The supercharger is on and Ermy starts. claps hands Right, so kettle on, we’re done right?
I wish. The MX5 is amazingly forgiving and will start pretty much whatever happens to it. Whether it can move, get its idle down to a sensible level, pass emissions tests or whether the engine will melt itself 50 miles in is a different story.
To try and avoid that, we need a tune. But before you do that, you need to make sure your hardware is up to scratch. Theres no point trying to tune the engine when the system is running badly, or when it has inconsistent air flow etc. So, last things to consider before you try and tune y our newly supercharged engine:
When pushing more air into the engine you need more fuel. We are trying to target an optimal AFR (Air Fuel Ratio), too much fuel (Rich) is just as bad as too little (Lean) and will either kill our emissions and fuel economy, starve us of power or just melt the engine. The supercharger greatly increases the air flow, so the fuel rate level needs to increase.
The fuel rate is based on the size of the injectors and the fuel pressure. You can push more liquid through the stock injectors if the fuel pressure is higher, which you achieve by adding a bigger fuel pump. The MX5 has a recirculating fuel system, meaning that if you put more fuel in than the injectors can deliver, it will just return it to the tank.

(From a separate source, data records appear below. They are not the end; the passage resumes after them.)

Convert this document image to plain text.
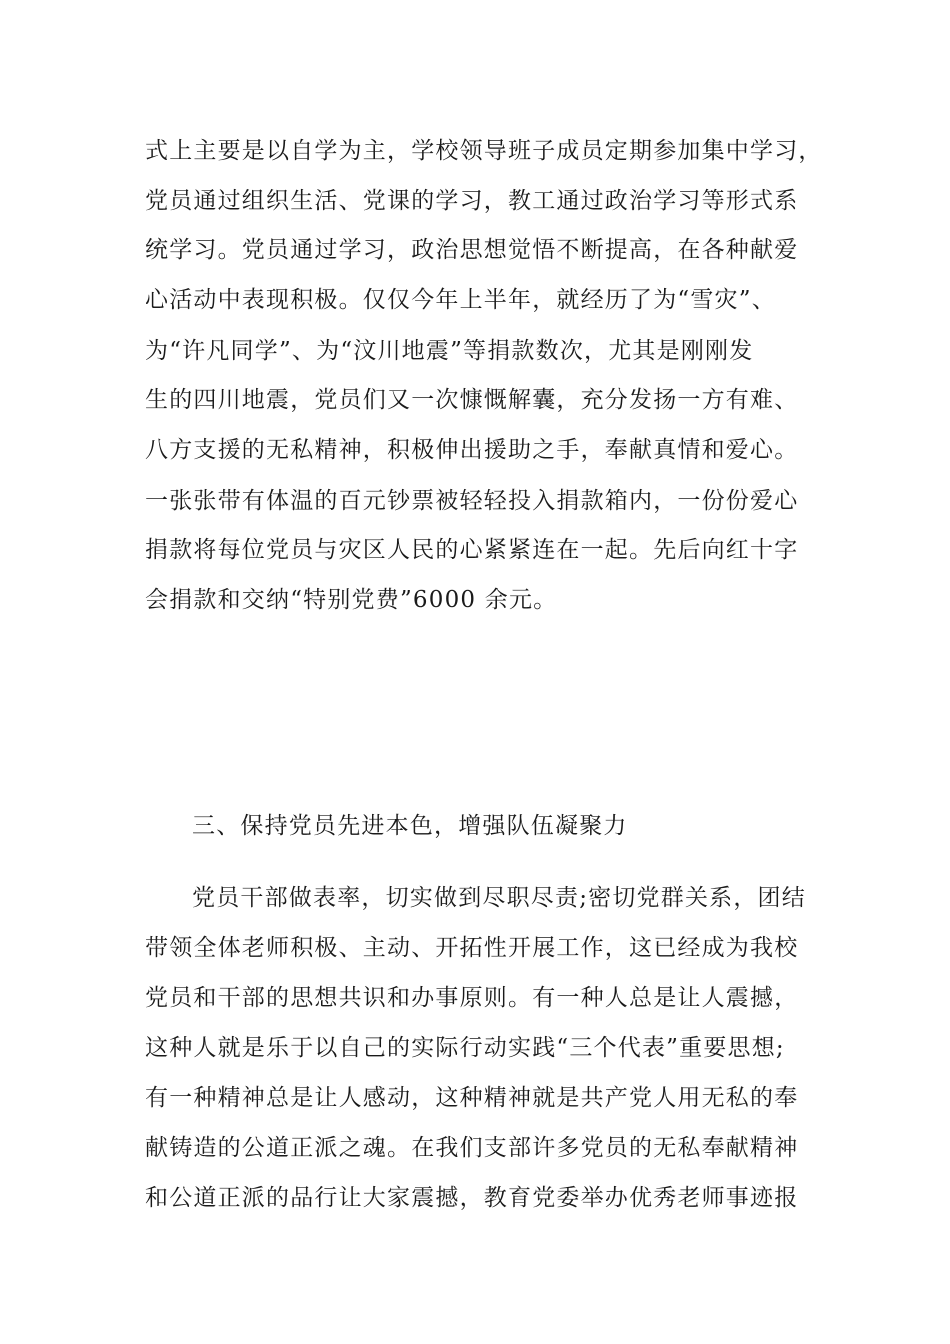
式上主要是以自学为主，学校领导班子成员定期参加集中学习，
党员通过组织生活、党课的学习，教工通过政治学习等形式系
统学习。党员通过学习，政治思想觉悟不断提高，在各种献爱
心活动中表现积极。仅仅今年上半年，就经历了为“雪灾”、
为“许凡同学”、为“汶川地震”等捐款数次，尤其是刚刚发
生的四川地震，党员们又一次慷慨解囊，充分发扬一方有难、
八方支援的无私精神，积极伸出援助之手，奉献真情和爱心。
一张张带有体温的百元钞票被轻轻投入捐款箱内，一份份爱心
捐款将每位党员与灾区人民的心紧紧连在一起。先后向红十字
会捐款和交纳“特别党费”6000 余元。
三、保持党员先进本色，增强队伍凝聚力
党员干部做表率，切实做到尽职尽责;密切党群关系，团结
带领全体老师积极、主动、开拓性开展工作，这已经成为我校
党员和干部的思想共识和办事原则。有一种人总是让人震撼，
这种人就是乐于以自己的实际行动实践“三个代表”重要思想;
有一种精神总是让人感动，这种精神就是共产党人用无私的奉
献铸造的公道正派之魂。在我们支部许多党员的无私奉献精神
和公道正派的品行让大家震撼，教育党委举办优秀老师事迹报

The stock MX5 has a good fuel pump in already, capable of delivering 255 litres per hour of fuel at 3 PSI. The stock tank is only 50l, so at full clip we would run out of fuel in 11 minutes and 42 seconds. So you can increase the injector size (To a point i’m sure) without making the pump bigger. We decided instead to just work on the injectors for now.

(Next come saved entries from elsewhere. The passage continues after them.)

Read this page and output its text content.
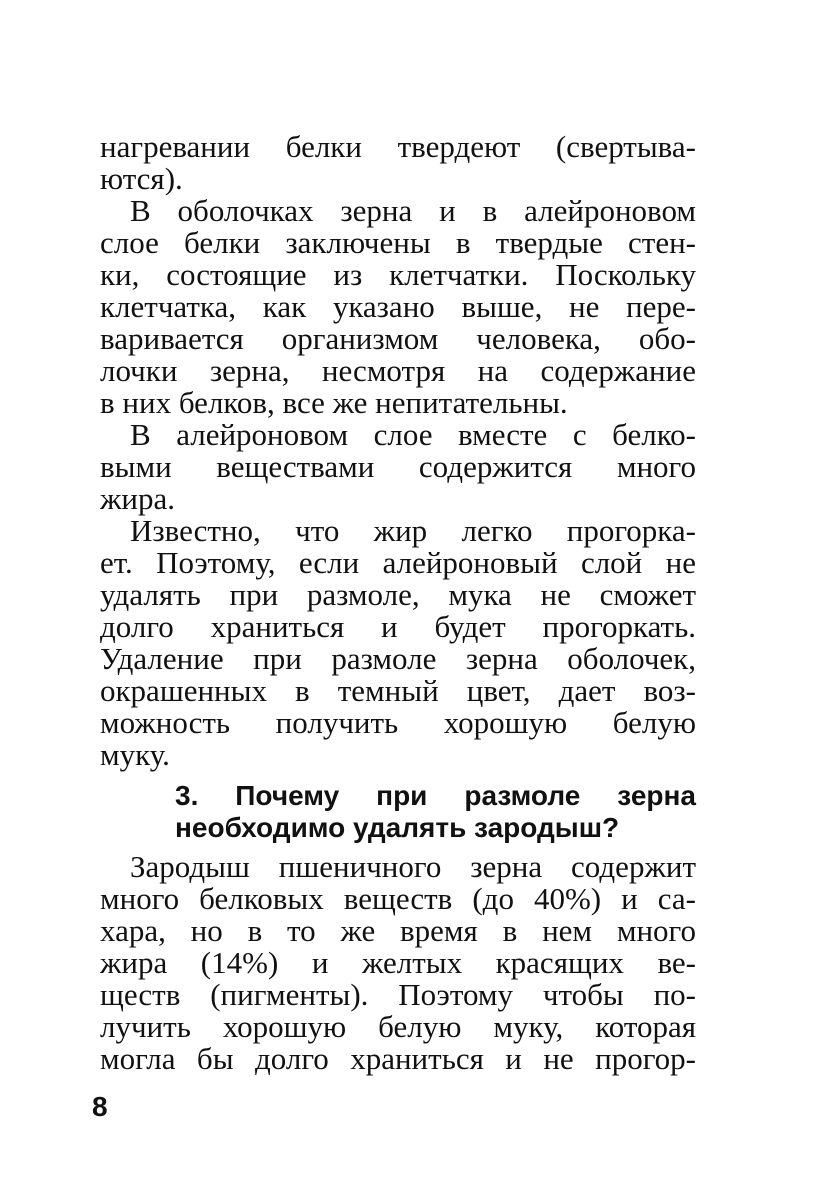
нагревании белки твердеют (свертыва-
ются).
В оболочках зерна и в алейроновом
слое белки заключены в твердые стен-
ки, состоящие из клетчатки. Поскольку
клетчатка, как указано выше, не пере-
варивается организмом человека, обо-
лочки зерна, несмотря на содержание
в них белков, все же непитательны.
В алейроновом слое вместе с белко-
выми веществами содержится много
жира.
Известно, что жир легко прогорка-
ет. Поэтому, если алейроновый слой не
удалять при размоле, мука не сможет
долго храниться и будет прогоркать.
Удаление при размоле зерна оболочек,
окрашенных в темный цвет, дает воз-
можность получить хорошую белую
муку.
3. Почему при размоле зерна
необходимо удалять зародыш?
Зародыш пшеничного зерна содержит
много белковых веществ (до 40%) и са-
хара, но в то же время в нем много
жира (14%) и желтых красящих ве-
ществ (пигменты). Поэтому чтобы по-
лучить хорошую белую муку, которая
могла бы долго храниться и не прогор-
8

The Injectors we removed had a part code of 195500-3310 with a flow rate of 265cc.
We increased these to Denso 195500-4450 taken from a Mazda RX8 with a flow rate of 425cc.
The ECU needs to control how much fuel is put into the engine, which it does by timing the length of the squirt of the injectors. It has no way of knowing how big the injectors are, so if you just put bigger injectors in and don’t tell the ECU, it will squirt for the same length of time and add too much fuel. In our case this would add roughly 50% too much fuel.

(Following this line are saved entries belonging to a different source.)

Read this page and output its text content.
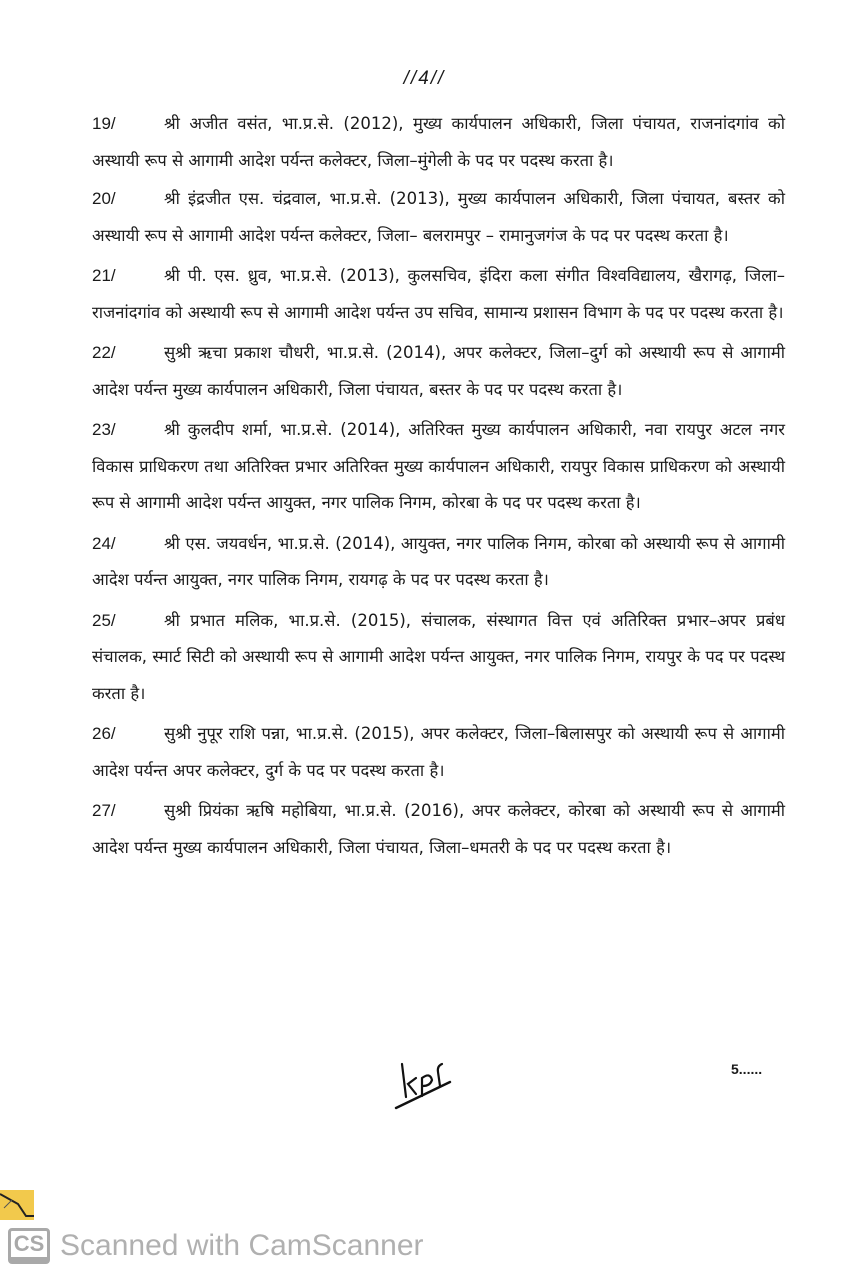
//4//

19/	श्री अजीत वसंत, भा.प्र.से. (2012), मुख्य कार्यपालन अधिकारी, जिला पंचायत, राजनांदगांव को अस्थायी रूप से आगामी आदेश पर्यन्त कलेक्टर, जिला–मुंगेली के पद पर पदस्थ करता है।

20/	श्री इंद्रजीत एस. चंद्रवाल, भा.प्र.से. (2013), मुख्य कार्यपालन अधिकारी, जिला पंचायत, बस्तर को अस्थायी रूप से आगामी आदेश पर्यन्त कलेक्टर, जिला– बलरामपुर – रामानुजगंज के पद पर पदस्थ करता है।

21/	श्री पी. एस. ध्रुव, भा.प्र.से. (2013), कुलसचिव, इंदिरा कला संगीत विश्वविद्यालय, खैरागढ़, जिला–राजनांदगांव को अस्थायी रूप से आगामी आदेश पर्यन्त उप सचिव, सामान्य प्रशासन विभाग के पद पर पदस्थ करता है।

22/	सुश्री ऋचा प्रकाश चौधरी, भा.प्र.से. (2014), अपर कलेक्टर, जिला–दुर्ग को अस्थायी रूप से आगामी आदेश पर्यन्त मुख्य कार्यपालन अधिकारी, जिला पंचायत, बस्तर के पद पर पदस्थ करता है।

23/	श्री कुलदीप शर्मा, भा.प्र.से. (2014), अतिरिक्त मुख्य कार्यपालन अधिकारी, नवा रायपुर अटल नगर विकास प्राधिकरण तथा अतिरिक्त प्रभार अतिरिक्त मुख्य कार्यपालन अधिकारी, रायपुर विकास प्राधिकरण को अस्थायी रूप से आगामी आदेश पर्यन्त आयुक्त, नगर पालिक निगम, कोरबा के पद पर पदस्थ करता है।

24/	श्री एस. जयवर्धन, भा.प्र.से. (2014), आयुक्त, नगर पालिक निगम, कोरबा को अस्थायी रूप से आगामी आदेश पर्यन्त आयुक्त, नगर पालिक निगम, रायगढ़ के पद पर पदस्थ करता है।

25/	श्री प्रभात मलिक, भा.प्र.से. (2015), संचालक, संस्थागत वित्त एवं अतिरिक्त प्रभार–अपर प्रबंध संचालक, स्मार्ट सिटी को अस्थायी रूप से आगामी आदेश पर्यन्त आयुक्त, नगर पालिक निगम, रायपुर के पद पर पदस्थ करता है।

26/	सुश्री नुपूर राशि पन्ना, भा.प्र.से. (2015), अपर कलेक्टर, जिला–बिलासपुर को अस्थायी रूप से आगामी आदेश पर्यन्त अपर कलेक्टर, दुर्ग के पद पर पदस्थ करता है।

27/	सुश्री प्रियंका ऋषि महोबिया, भा.प्र.से. (2016), अपर कलेक्टर, कोरबा को अस्थायी रूप से आगामी आदेश पर्यन्त मुख्य कार्यपालन अधिकारी, जिला पंचायत, जिला–धमतरी के पद पर पदस्थ करता है।

5......
CS Scanned with CamScanner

More importantly though, make sure you know precisely what part you have and its flow rate before you put your engine back together, as you wont have any good way to find out the flow rate later on. In theory these are colour coded in some way, but the aftermarket injectors for an RX8 seem to basically all be yellow, whereas some of the original Denso 195500-4430 on ebay claim to be for an RX8 and are Red… make sure to check the part numbers.
Two throttle bodies:
Superchargers are attached to the engine’s belt system. Even when the engine is idle, the supercharger is receiving drive and compressing any air which enters into the system.
Unless we intervene, the pipe work, intercooler and everything else fills with compressed air, in our case at about 7-9psi (We know this because we cocked up the original instal). This meant the Supercharger would be constantly straining to compress the air further making it noisy, and fills the pipe work with pressurised air. The pipes may either pop off, or create so much pressure that the ECU panics when the throttle body opens.
We could install a complex electrical clutch like in the Mercedes 230 slk which stops the supercharger from being engaged until it reaches a set RPM or perhaps a certain air fuel ratio. We don’t really have the scope or need to do that, but we do need to stop the supercharger from just building up a big chunk of pressure until the pipes pop.
One way to do this is to stop the air getting in. With no air in, the charger cannot compress it and the system will not build up pressure in the intercooler, instead it will just re-circulate the air in the system. To stop air getting in, we installed a second throttle body attached by a cable to the original.
When the accelerator is pressed, the stock throttle body opens, the cable pulls on the additional cable and pulls the second throttle body open and allows air into the inlet circuit.
In theory we could also have just relocated the original throttle body, but this involved moving wiring of the Throttle Position Sensor (TPS) and coolant pipes, instead we installed a “dumb” second throttle body which just replicated the first.
The last element of the setup is to have a bypass valve which allows air to bypass the supercharger when it just needs low pressure air (Such as when its idle) and to recirculate air when itsn ot applying charge. This saves the supercharger from straining too much as it is now just recirculating the same air in a loop.
We’ve repurposed the bypass valve from the same Mini Cooper R53 that supplied the super charger. This has a small vacuum actuated valve which controls a butterfly valve. When one side of the valve has a vacuum, the valve opens allowing air to pass through.
We have changed the pipework arrangement massively when compared to the original mini. On Ermy not enough vacuum is created near our supercharger, presumably because the pipe work, intercooler and charger are full of air and vacuum is only generated in the Inlet. So we can repurpose some of the vacuum points on the inlet and connect this to the butterfly valve. We just block up the other end of the hose to avoid air getting into the system.
The Final setup:
This is the diagram of our final setup, which we have managed to get working, running, not screaming like a banshee and able to accelerate without cutting out.
I realised after all of the above, that there were loads of forum posts about how to supercharge your car, but very few single one shot, start to finish posts. So I will endeavour to pull all of this into once place shortly!